UBAF had “incorrectly believed” that as a French institution that was avoiding direct dollar clearing on behalf of sanctioned entities, it was operating outside the US sanctions regime, the Treasury said. UniCredit says that action suggests US enforcement authorities would take issue with any dollar-denominated transaction involving Sberbank.


The licensing option

In the US, EU and UK, businesses can apply for a licence – in effect, a case-by-case exemption from sanctions controls – to carry out transactions that would otherwise be blocked.

In the UniCredit case, the bank has already applied for licences from several sanctions authorities that would allow it to fulfil its obligations under the disputed LCs. Its skeleton argument says that if all relevant licences are granted, the proceedings will “fall away”.

It was granted a licence by Germany’s Bundesbank in May. It has also received permission to proceed from a unit within the UK Department of International Trade, but only if OFSI also issues a licence. UniCredit says correspondence received from the UK authority in September “may suggest a licence is imminent”.

It says no licence has yet been issued by the US Office of Foreign Assets Control, adding: “This is despite extensive ongoing steps which UniCredit has been taking to advance the remaining applications.”

But licensing is far from a perfect solution for banks. Sullivan’s Fowler-Holmes points out that – as in UniCredit’s case – separate licences must be sought from each relevant authority. Permission from one is no guarantee that another will follow suit. It is also usually a time-consuming and potentially costly process.

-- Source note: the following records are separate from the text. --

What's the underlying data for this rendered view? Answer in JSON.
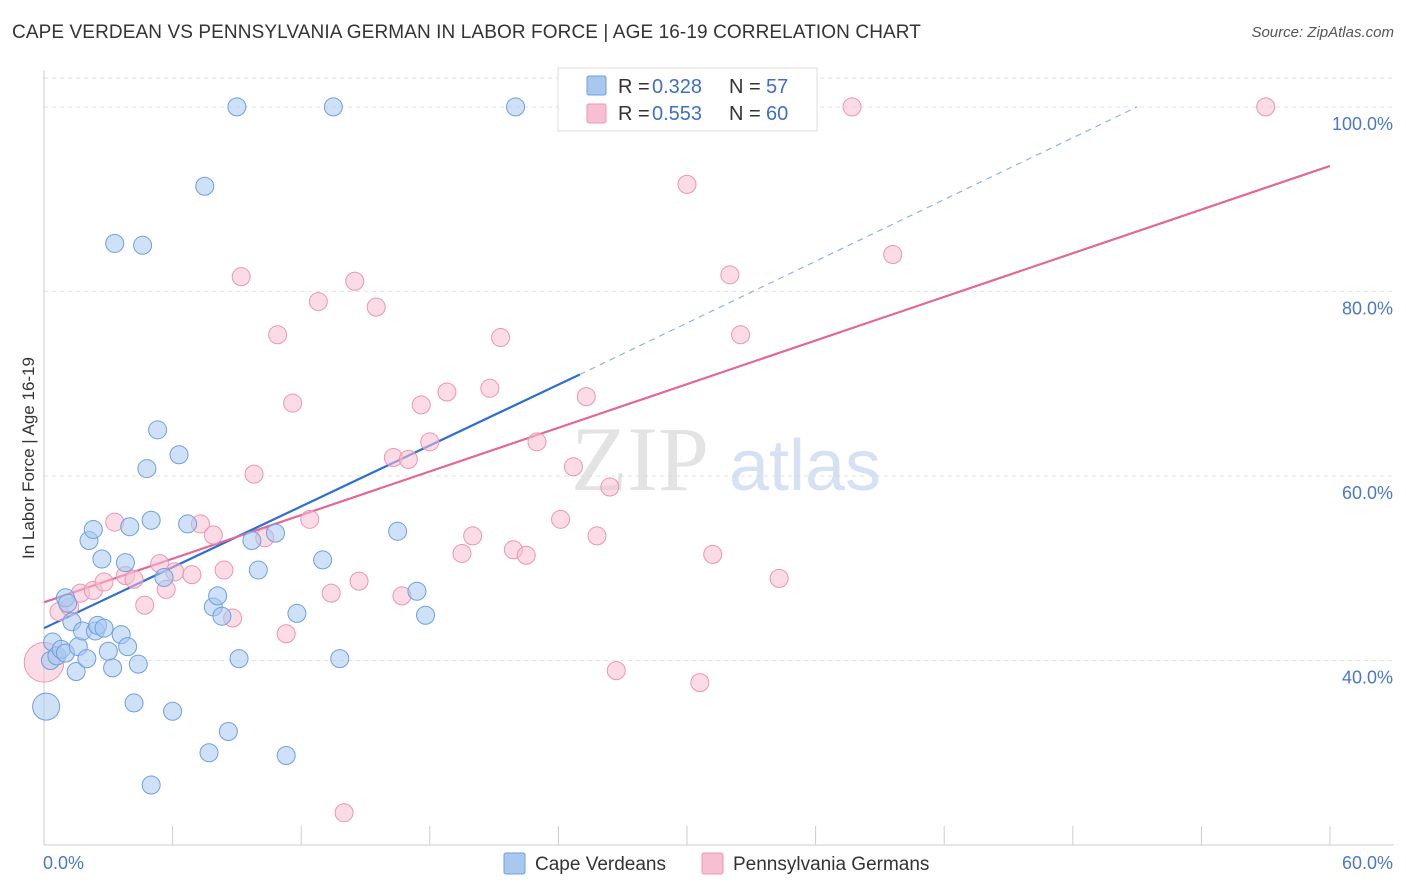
{
  "header": {
    "title": "CAPE VERDEAN VS PENNSYLVANIA GERMAN IN LABOR FORCE | AGE 16-19 CORRELATION CHART",
    "source": "Source: ZipAtlas.com"
  },
  "watermark": {
    "zip": "ZIP",
    "atlas": "atlas"
  },
  "chart_data": {
    "type": "scatter",
    "title": "CAPE VERDEAN VS PENNSYLVANIA GERMAN IN LABOR FORCE | AGE 16-19 CORRELATION CHART",
    "ylabel": "In Labor Force | Age 16-19",
    "xlabel": "",
    "xlim": [
      0,
      60
    ],
    "ylim": [
      20,
      104
    ],
    "x_tick_labels": [
      "0.0%",
      "60.0%"
    ],
    "y_ticks": [
      40,
      60,
      80,
      100
    ],
    "y_tick_labels": [
      "40.0%",
      "60.0%",
      "80.0%",
      "100.0%"
    ],
    "grid": true,
    "legend_top": [
      {
        "r_label": "R =",
        "r_value": "0.328",
        "n_label": "N =",
        "n_value": "57"
      },
      {
        "r_label": "R =",
        "r_value": "0.553",
        "n_label": "N =",
        "n_value": "60"
      }
    ],
    "colors": {
      "cape_fill": "#a8c8f0",
      "cape_stroke": "#6f9fdc",
      "cape_line": "#2e6fcf",
      "penn_fill": "#f7bfd2",
      "penn_stroke": "#ec94b4",
      "penn_line": "#e0699a"
    },
    "series": [
      {
        "name": "Cape Verdeans",
        "trend": {
          "x": [
            0,
            25
          ],
          "y": [
            43.5,
            71.0
          ],
          "dash_to": [
            51,
            100
          ]
        },
        "points": [
          {
            "x": 0.1,
            "y": 35.0,
            "s": 1.5
          },
          {
            "x": 0.3,
            "y": 40.0
          },
          {
            "x": 0.4,
            "y": 42.0
          },
          {
            "x": 0.6,
            "y": 40.5
          },
          {
            "x": 0.8,
            "y": 41.2
          },
          {
            "x": 1.0,
            "y": 40.8
          },
          {
            "x": 1.0,
            "y": 46.8
          },
          {
            "x": 1.1,
            "y": 46.2
          },
          {
            "x": 1.3,
            "y": 44.2
          },
          {
            "x": 1.5,
            "y": 38.8
          },
          {
            "x": 1.6,
            "y": 41.5
          },
          {
            "x": 1.8,
            "y": 43.2
          },
          {
            "x": 2.0,
            "y": 40.2
          },
          {
            "x": 2.1,
            "y": 53.0
          },
          {
            "x": 2.3,
            "y": 54.2
          },
          {
            "x": 2.4,
            "y": 43.2
          },
          {
            "x": 2.5,
            "y": 43.8
          },
          {
            "x": 2.7,
            "y": 51.0
          },
          {
            "x": 2.8,
            "y": 43.5
          },
          {
            "x": 3.0,
            "y": 41.0
          },
          {
            "x": 3.2,
            "y": 39.2
          },
          {
            "x": 3.3,
            "y": 85.2
          },
          {
            "x": 3.6,
            "y": 42.8
          },
          {
            "x": 3.8,
            "y": 50.6
          },
          {
            "x": 3.9,
            "y": 41.5
          },
          {
            "x": 4.0,
            "y": 54.5
          },
          {
            "x": 4.2,
            "y": 35.4
          },
          {
            "x": 4.4,
            "y": 39.6
          },
          {
            "x": 4.6,
            "y": 85.0
          },
          {
            "x": 4.8,
            "y": 60.8
          },
          {
            "x": 5.0,
            "y": 55.2
          },
          {
            "x": 5.0,
            "y": 26.5
          },
          {
            "x": 5.3,
            "y": 65.0
          },
          {
            "x": 5.6,
            "y": 49.0
          },
          {
            "x": 6.0,
            "y": 34.5
          },
          {
            "x": 6.3,
            "y": 62.3
          },
          {
            "x": 6.7,
            "y": 54.8
          },
          {
            "x": 7.5,
            "y": 91.4
          },
          {
            "x": 7.7,
            "y": 30.0
          },
          {
            "x": 7.9,
            "y": 45.8
          },
          {
            "x": 8.1,
            "y": 47.0
          },
          {
            "x": 8.3,
            "y": 44.8
          },
          {
            "x": 8.6,
            "y": 32.3
          },
          {
            "x": 9.0,
            "y": 100.0
          },
          {
            "x": 9.1,
            "y": 40.2
          },
          {
            "x": 9.7,
            "y": 53.0
          },
          {
            "x": 10.0,
            "y": 49.8
          },
          {
            "x": 10.8,
            "y": 53.8
          },
          {
            "x": 11.3,
            "y": 29.7
          },
          {
            "x": 11.8,
            "y": 45.1
          },
          {
            "x": 13.0,
            "y": 50.9
          },
          {
            "x": 13.5,
            "y": 100.0
          },
          {
            "x": 13.8,
            "y": 40.2
          },
          {
            "x": 16.5,
            "y": 54.0
          },
          {
            "x": 17.4,
            "y": 47.5
          },
          {
            "x": 17.8,
            "y": 44.9
          },
          {
            "x": 22.0,
            "y": 100.0
          }
        ]
      },
      {
        "name": "Pennsylvania Germans",
        "trend": {
          "x": [
            0,
            60
          ],
          "y": [
            46.3,
            93.6
          ]
        },
        "points": [
          {
            "x": 0.0,
            "y": 39.8,
            "s": 2.2
          },
          {
            "x": 0.7,
            "y": 45.3
          },
          {
            "x": 1.2,
            "y": 45.8
          },
          {
            "x": 1.7,
            "y": 47.3
          },
          {
            "x": 2.3,
            "y": 47.6
          },
          {
            "x": 2.8,
            "y": 48.5
          },
          {
            "x": 3.3,
            "y": 55.0
          },
          {
            "x": 3.8,
            "y": 49.2
          },
          {
            "x": 4.2,
            "y": 48.8
          },
          {
            "x": 4.7,
            "y": 46.0
          },
          {
            "x": 5.4,
            "y": 50.5
          },
          {
            "x": 5.7,
            "y": 47.7
          },
          {
            "x": 6.1,
            "y": 49.6
          },
          {
            "x": 6.9,
            "y": 49.3
          },
          {
            "x": 7.3,
            "y": 54.8
          },
          {
            "x": 7.9,
            "y": 53.6
          },
          {
            "x": 8.4,
            "y": 49.8
          },
          {
            "x": 8.8,
            "y": 44.6
          },
          {
            "x": 9.2,
            "y": 81.6
          },
          {
            "x": 9.8,
            "y": 60.2
          },
          {
            "x": 10.3,
            "y": 53.3
          },
          {
            "x": 10.9,
            "y": 75.3
          },
          {
            "x": 11.3,
            "y": 42.9
          },
          {
            "x": 11.6,
            "y": 67.9
          },
          {
            "x": 12.4,
            "y": 55.3
          },
          {
            "x": 12.8,
            "y": 78.9
          },
          {
            "x": 13.4,
            "y": 47.3
          },
          {
            "x": 14.5,
            "y": 81.1
          },
          {
            "x": 14.7,
            "y": 48.6
          },
          {
            "x": 14.0,
            "y": 23.5
          },
          {
            "x": 15.5,
            "y": 78.3
          },
          {
            "x": 16.3,
            "y": 62.0
          },
          {
            "x": 16.7,
            "y": 47.0
          },
          {
            "x": 17.0,
            "y": 61.8
          },
          {
            "x": 17.6,
            "y": 67.7
          },
          {
            "x": 18.0,
            "y": 63.7
          },
          {
            "x": 18.8,
            "y": 69.1
          },
          {
            "x": 19.5,
            "y": 51.6
          },
          {
            "x": 20.0,
            "y": 53.5
          },
          {
            "x": 20.8,
            "y": 69.5
          },
          {
            "x": 21.3,
            "y": 75.0
          },
          {
            "x": 21.9,
            "y": 52.0
          },
          {
            "x": 22.5,
            "y": 51.4
          },
          {
            "x": 23.0,
            "y": 63.7
          },
          {
            "x": 24.1,
            "y": 55.3
          },
          {
            "x": 24.7,
            "y": 61.0
          },
          {
            "x": 25.3,
            "y": 68.6
          },
          {
            "x": 25.8,
            "y": 53.5
          },
          {
            "x": 26.4,
            "y": 58.8
          },
          {
            "x": 26.7,
            "y": 38.9
          },
          {
            "x": 28.0,
            "y": 100.0
          },
          {
            "x": 30.0,
            "y": 91.6
          },
          {
            "x": 30.6,
            "y": 37.6
          },
          {
            "x": 31.2,
            "y": 51.5
          },
          {
            "x": 32.0,
            "y": 81.8
          },
          {
            "x": 32.5,
            "y": 75.3
          },
          {
            "x": 34.3,
            "y": 48.9
          },
          {
            "x": 37.7,
            "y": 100.0
          },
          {
            "x": 39.6,
            "y": 84.0
          },
          {
            "x": 57.0,
            "y": 100.0
          }
        ]
      }
    ]
  }
}
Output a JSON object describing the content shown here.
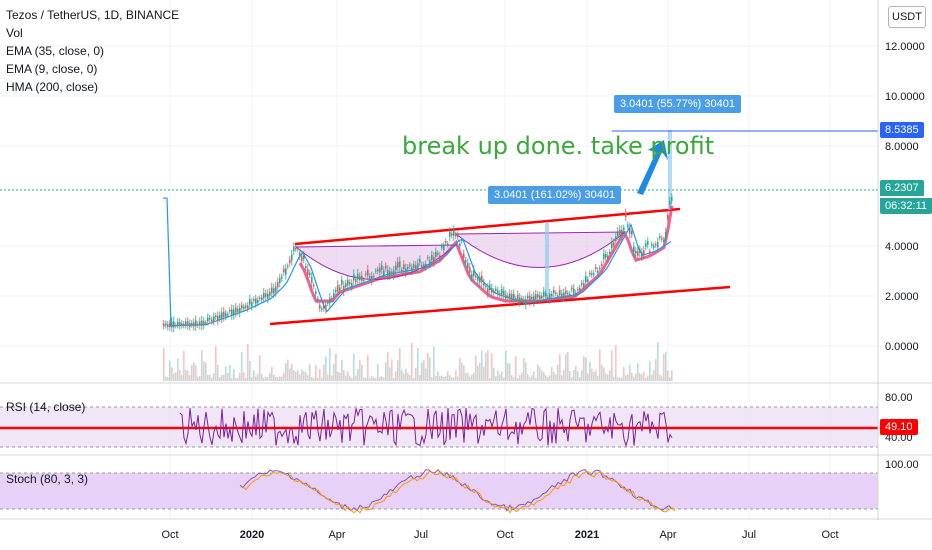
{
  "header": {
    "symbol": "Tezos / TetherUS, 1D, BINANCE",
    "indicators": [
      "Vol",
      "EMA (35, close, 0)",
      "EMA (9, close, 0)",
      "HMA (200, close)"
    ],
    "currency_button": "USDT"
  },
  "price_axis": {
    "labels": [
      "12.0000",
      "10.0000",
      "8.0000",
      "4.0000",
      "2.0000",
      "0.0000"
    ],
    "values": [
      12,
      10,
      8,
      4,
      2,
      0
    ],
    "target_badge": "8.5385",
    "target_badge_color": "#2962ff",
    "last_price_badge": "6.2307",
    "countdown": "06:32:11",
    "last_price_color": "#26a69a"
  },
  "annotations": {
    "text": "break up done. take profit",
    "measure_1": "3.0401 (161.02%) 30401",
    "measure_2": "3.0401 (55.77%) 30401",
    "text_color": "#3aa83a",
    "measure_color": "#2196f3"
  },
  "rsi_pane": {
    "label": "RSI (14, close)",
    "axis_labels": [
      "80.00",
      "40.00"
    ],
    "level_badge": "49.10",
    "level_color": "#ff0000"
  },
  "stoch_pane": {
    "label": "Stoch (80, 3, 3)",
    "axis_labels": [
      "100.00"
    ]
  },
  "time_axis": {
    "labels": [
      "Oct",
      "2020",
      "Apr",
      "Jul",
      "Oct",
      "2021",
      "Apr",
      "Jul",
      "Oct"
    ]
  },
  "colors": {
    "up": "#26a69a",
    "down": "#ef5350",
    "channel": "#ff0000",
    "cup_fill": "#e1bee7",
    "hma": "#e91e63",
    "rsi_line": "#7b1fa2",
    "rsi_band": "#ede0f5",
    "stoch_band": "#e6ccf6"
  },
  "chart_data": {
    "type": "line",
    "title": "Tezos / TetherUS, 1D, BINANCE",
    "x": [
      "Oct",
      "2020",
      "Apr",
      "Jul",
      "Oct",
      "2021",
      "Apr"
    ],
    "series": [
      {
        "name": "close",
        "values": [
          0.85,
          2.4,
          2.4,
          2.5,
          2.1,
          2.2,
          6.23
        ]
      }
    ],
    "ylim": [
      -0.5,
      12.5
    ],
    "grid": true
  }
}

“With the licensing regime, guidance from OFSI suggests that OFSI will engage with applicants within four weeks – but that doesn’t mean you would actually have the licence issued within that time,” the lawyer says. “It may well take significantly longer if it’s a complex transaction, and though OFSI can expedite certain applications, there has to be a real sense of urgency, usually for some clear humanitarian or economically important reason.”

The regulator has drawn criticism for its slow handling of licence applications. Bloomberg reported in September that nearly US$30bn of Russian-issued foreign-denominated debt had fallen into default, in part due to delays at OFSI.

OFSI responded by saying it would continue to reprioritise resources to implement the Russian sanctions effectively. Its director, Giles Thomson, said during a webinar the same month that the scale of the restrictions brought in since March has proven a “challenge for us”.

Representatives for UniCredit, Celestial Aviation Services and Constitution Aircraft Leasing did not comment further when contacted.